The interim analysis presented at Kidney Week 2025 and simultaneously published in the New England Journal of Medicine, offered insight into secondary outcomes of interest from the trial. These results included a marked reduction in Gd-IgA1 levels at 36 weeks, with a 68.3% decrease from baseline compared with 2.9% in the placebo group, and reductions were evident as early as week 4. By week 36, resolution of dipstick hematuria occurred in 81.0% of atacicept-treated patients versus 20.7% of those receiving placebo, and the UACR decreased by 47.3% with atacicept compared with 8.8% with placebo.
In the safety population (214 per group), median exposure was 34 weeks with atacicept and 31 weeks with placebo, with adverse events reported in 59.3% and 50.0% of patients, respectively.
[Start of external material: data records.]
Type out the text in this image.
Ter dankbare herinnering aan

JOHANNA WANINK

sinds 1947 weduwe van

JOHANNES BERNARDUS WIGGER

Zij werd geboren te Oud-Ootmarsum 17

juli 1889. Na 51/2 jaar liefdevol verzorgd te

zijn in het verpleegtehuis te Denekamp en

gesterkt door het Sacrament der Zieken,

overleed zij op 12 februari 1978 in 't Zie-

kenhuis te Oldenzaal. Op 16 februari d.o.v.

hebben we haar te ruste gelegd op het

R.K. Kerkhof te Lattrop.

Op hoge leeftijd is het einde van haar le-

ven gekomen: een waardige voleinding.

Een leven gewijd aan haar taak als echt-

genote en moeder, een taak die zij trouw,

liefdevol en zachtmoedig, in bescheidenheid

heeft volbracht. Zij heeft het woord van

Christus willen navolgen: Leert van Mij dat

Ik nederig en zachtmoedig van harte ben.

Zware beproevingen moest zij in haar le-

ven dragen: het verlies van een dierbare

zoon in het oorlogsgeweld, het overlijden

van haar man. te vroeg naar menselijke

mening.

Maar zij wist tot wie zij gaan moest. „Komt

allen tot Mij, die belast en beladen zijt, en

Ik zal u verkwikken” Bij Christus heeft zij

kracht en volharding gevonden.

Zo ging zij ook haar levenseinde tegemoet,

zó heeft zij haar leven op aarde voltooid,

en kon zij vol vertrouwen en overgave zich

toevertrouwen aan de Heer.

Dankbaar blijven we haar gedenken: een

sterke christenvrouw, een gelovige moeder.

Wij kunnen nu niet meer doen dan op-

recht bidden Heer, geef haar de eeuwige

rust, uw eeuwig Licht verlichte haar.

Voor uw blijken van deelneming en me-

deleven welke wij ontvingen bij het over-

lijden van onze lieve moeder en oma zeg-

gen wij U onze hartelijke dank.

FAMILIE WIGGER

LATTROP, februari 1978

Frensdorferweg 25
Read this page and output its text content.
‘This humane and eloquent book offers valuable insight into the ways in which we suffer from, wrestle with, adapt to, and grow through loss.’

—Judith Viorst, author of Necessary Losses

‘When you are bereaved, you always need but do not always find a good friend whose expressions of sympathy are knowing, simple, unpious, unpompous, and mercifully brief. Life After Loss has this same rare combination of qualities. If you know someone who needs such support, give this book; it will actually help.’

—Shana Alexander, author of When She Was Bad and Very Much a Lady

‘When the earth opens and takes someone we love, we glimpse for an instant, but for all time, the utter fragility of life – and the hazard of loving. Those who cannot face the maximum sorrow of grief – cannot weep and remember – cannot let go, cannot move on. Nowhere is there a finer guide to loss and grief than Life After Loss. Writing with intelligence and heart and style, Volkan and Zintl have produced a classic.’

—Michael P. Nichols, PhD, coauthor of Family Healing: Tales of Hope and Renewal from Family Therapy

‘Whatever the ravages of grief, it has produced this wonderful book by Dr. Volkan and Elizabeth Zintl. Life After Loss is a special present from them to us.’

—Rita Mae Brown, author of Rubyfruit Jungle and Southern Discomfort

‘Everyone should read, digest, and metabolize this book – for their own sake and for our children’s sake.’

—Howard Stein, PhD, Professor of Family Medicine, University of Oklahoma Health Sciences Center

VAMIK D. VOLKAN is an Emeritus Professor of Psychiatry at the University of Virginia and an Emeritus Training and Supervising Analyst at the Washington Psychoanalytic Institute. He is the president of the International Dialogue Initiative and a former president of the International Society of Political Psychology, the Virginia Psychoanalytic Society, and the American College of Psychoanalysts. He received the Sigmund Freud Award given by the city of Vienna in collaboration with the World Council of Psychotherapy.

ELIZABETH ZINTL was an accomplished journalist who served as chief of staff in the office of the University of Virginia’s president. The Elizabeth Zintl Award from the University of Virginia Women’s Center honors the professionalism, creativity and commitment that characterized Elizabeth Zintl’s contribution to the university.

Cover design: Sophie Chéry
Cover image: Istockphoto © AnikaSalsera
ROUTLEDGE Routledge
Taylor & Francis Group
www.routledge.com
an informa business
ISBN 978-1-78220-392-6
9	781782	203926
Injection-site reactions were more frequent with atacicept (19.2% vs 1.9%), while serious adverse events were less common (0.5% vs 5.1%), and no deaths occurred.
“These results build on earlier studies with similar findings and suggest that atacicept may preserve kidney function in patients with IgA nephropathy to a similar degree as in other individuals,” said Lafayette, in a press release from the ASN. “The phase 3 study is ongoing and will gather longer-term safety and efficacy data for atacicept in IgA nephropathy.”